THE MIST CLEARS ON THE PEMBOKESHIRE COAST PATH 2006MJ
Thanks to Brian Draper of LICC for this little 'gem' This week, I had a lucky find. I was walking a muddy path that circumnavigates the village of Pleshey. (I was at a retreat centre, and had only managed lunch and a quick sit down before I needed to get up and 'do' something.) It was so achingly cold out that I put my hands in my pockets; and there, among the keys and loose change, sat a little stone. Puzzled, I pulled it out; then, I remembered.
Some time ago, my five-year-old son found this sparkly purple object and with great delight came running up to share it with me. 'I've found treasure!' he exclaimed. 'And you can have it.'
At the time, my mind must have been on other things - dwelling somewhere in the past, perhaps, as I sifted an old conversation for anything remotely hurtful (something I'm good at), or stretching into the future to worry about how I could survive my next few work projects.

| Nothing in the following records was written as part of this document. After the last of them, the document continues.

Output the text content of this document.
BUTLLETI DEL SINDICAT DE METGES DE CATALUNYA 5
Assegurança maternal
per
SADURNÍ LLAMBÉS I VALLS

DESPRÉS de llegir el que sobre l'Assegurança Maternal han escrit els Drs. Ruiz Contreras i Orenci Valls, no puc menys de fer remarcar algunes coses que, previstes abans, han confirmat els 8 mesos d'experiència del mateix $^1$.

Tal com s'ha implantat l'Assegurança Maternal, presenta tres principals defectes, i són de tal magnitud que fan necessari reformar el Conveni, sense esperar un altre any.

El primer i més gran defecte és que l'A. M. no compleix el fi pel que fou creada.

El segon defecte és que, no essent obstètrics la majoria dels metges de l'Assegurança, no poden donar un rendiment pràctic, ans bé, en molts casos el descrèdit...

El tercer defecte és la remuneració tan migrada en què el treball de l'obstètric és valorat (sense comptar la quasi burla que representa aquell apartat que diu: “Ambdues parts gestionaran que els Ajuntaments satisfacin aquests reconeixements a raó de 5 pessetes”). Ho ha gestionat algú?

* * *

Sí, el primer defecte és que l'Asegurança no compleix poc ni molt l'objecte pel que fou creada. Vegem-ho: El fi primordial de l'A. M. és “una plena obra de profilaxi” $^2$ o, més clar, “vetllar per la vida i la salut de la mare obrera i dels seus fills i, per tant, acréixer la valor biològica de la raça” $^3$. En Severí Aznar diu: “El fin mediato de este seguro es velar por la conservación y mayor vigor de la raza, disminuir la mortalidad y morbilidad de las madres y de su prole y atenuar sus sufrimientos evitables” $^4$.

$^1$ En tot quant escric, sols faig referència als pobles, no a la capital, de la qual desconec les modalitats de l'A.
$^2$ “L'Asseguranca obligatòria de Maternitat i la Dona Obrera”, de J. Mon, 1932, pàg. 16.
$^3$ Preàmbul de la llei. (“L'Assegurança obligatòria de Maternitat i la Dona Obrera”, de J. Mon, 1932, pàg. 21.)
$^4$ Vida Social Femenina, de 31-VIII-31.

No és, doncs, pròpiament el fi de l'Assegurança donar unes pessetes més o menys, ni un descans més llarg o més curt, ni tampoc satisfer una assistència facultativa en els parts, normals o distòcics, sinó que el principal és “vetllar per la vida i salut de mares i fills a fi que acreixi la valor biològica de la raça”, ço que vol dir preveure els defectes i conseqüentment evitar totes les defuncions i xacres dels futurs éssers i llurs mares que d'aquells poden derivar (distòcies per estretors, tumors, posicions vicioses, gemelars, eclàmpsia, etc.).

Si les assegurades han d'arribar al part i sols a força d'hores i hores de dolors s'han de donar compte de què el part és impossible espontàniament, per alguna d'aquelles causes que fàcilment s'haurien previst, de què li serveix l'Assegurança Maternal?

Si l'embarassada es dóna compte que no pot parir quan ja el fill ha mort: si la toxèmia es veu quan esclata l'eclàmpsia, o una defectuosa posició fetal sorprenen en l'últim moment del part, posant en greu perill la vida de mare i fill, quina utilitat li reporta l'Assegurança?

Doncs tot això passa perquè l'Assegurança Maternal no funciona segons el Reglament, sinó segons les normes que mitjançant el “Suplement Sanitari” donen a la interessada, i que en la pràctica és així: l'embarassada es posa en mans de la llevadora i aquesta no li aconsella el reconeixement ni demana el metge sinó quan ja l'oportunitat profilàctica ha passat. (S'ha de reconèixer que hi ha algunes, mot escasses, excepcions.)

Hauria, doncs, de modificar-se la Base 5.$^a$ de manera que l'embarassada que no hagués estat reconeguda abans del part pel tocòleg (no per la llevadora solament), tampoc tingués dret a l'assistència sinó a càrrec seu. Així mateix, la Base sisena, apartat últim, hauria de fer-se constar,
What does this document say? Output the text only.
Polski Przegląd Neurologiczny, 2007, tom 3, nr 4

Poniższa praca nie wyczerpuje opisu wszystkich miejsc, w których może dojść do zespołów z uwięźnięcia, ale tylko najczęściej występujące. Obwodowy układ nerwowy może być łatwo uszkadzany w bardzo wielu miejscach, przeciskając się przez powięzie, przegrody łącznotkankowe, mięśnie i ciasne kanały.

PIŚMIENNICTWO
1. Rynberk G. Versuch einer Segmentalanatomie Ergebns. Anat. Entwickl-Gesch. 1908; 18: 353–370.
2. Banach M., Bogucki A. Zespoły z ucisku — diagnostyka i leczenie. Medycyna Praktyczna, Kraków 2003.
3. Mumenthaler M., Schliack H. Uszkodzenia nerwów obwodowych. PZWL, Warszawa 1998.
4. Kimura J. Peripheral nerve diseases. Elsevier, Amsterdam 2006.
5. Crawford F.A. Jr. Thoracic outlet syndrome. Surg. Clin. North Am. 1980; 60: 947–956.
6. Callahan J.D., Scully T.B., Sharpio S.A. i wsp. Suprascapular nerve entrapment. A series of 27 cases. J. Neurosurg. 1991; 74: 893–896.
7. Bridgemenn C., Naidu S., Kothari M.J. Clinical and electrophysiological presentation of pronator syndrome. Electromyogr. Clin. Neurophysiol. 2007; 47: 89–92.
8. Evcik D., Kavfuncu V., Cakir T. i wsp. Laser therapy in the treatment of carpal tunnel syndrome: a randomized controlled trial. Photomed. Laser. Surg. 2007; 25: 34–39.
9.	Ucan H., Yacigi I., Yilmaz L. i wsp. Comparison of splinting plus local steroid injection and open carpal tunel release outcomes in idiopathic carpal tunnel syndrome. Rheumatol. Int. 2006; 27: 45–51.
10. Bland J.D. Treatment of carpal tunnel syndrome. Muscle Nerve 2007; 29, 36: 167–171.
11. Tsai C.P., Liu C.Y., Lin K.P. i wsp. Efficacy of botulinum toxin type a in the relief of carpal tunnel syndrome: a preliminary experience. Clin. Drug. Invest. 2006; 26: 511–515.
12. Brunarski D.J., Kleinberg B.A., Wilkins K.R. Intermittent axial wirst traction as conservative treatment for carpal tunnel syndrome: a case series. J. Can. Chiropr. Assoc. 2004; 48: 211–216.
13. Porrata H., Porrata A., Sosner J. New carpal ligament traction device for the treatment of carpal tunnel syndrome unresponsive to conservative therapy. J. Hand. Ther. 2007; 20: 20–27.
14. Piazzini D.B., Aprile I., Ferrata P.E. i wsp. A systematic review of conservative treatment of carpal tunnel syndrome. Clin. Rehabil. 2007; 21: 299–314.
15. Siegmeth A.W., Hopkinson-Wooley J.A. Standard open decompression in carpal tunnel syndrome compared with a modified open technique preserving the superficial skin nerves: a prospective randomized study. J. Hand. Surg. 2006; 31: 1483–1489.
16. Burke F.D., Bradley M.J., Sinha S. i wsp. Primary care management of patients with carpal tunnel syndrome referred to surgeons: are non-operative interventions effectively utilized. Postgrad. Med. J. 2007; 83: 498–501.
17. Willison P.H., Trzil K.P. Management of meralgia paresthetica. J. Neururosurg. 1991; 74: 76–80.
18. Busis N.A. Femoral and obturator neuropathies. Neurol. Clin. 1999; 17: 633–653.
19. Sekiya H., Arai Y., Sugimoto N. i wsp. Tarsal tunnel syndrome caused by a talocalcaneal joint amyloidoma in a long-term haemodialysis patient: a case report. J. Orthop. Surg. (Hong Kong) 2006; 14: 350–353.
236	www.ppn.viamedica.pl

I can't even remember where he found the stone; I just remember his words. I must have put it in my pocket oblivious, unthinking. But as I wandered lonely, with only the blur of a deer and a brace of pheasant for company, the little stone finally had my attention. Treasure. My son had found treasure and had given it to me.
A string of words were carried in on the chill breeze. 'For where your treasure is, there your heart will be also.' Jesus.
Somehow I knew, there and then, that I treasured so much nonsense: security, possessions, 'happiness', reputation; I realised, too, how, through fear of losing such 'treasure', we can end up burying it, stashing it along with our hearts in the boot of the car we've bought on HP, or the foundations of the house we've almost killed ourselves to 'buy', in the boardroom where we've built up our personal stock or in the wrong bedroom where we've massaged our wounded egos.
Sometimes - especially in these times - we need a treasure map to find where we have misplaced our hearts. Sometimes, we may find real treasure in the most unexpected of places, like the pocket of an old pair of jeans. But always, surely, we need a little stillness and space, to help us recall and recover those things of great price we didn't realise we'd been given, but which we'd been carrying all along.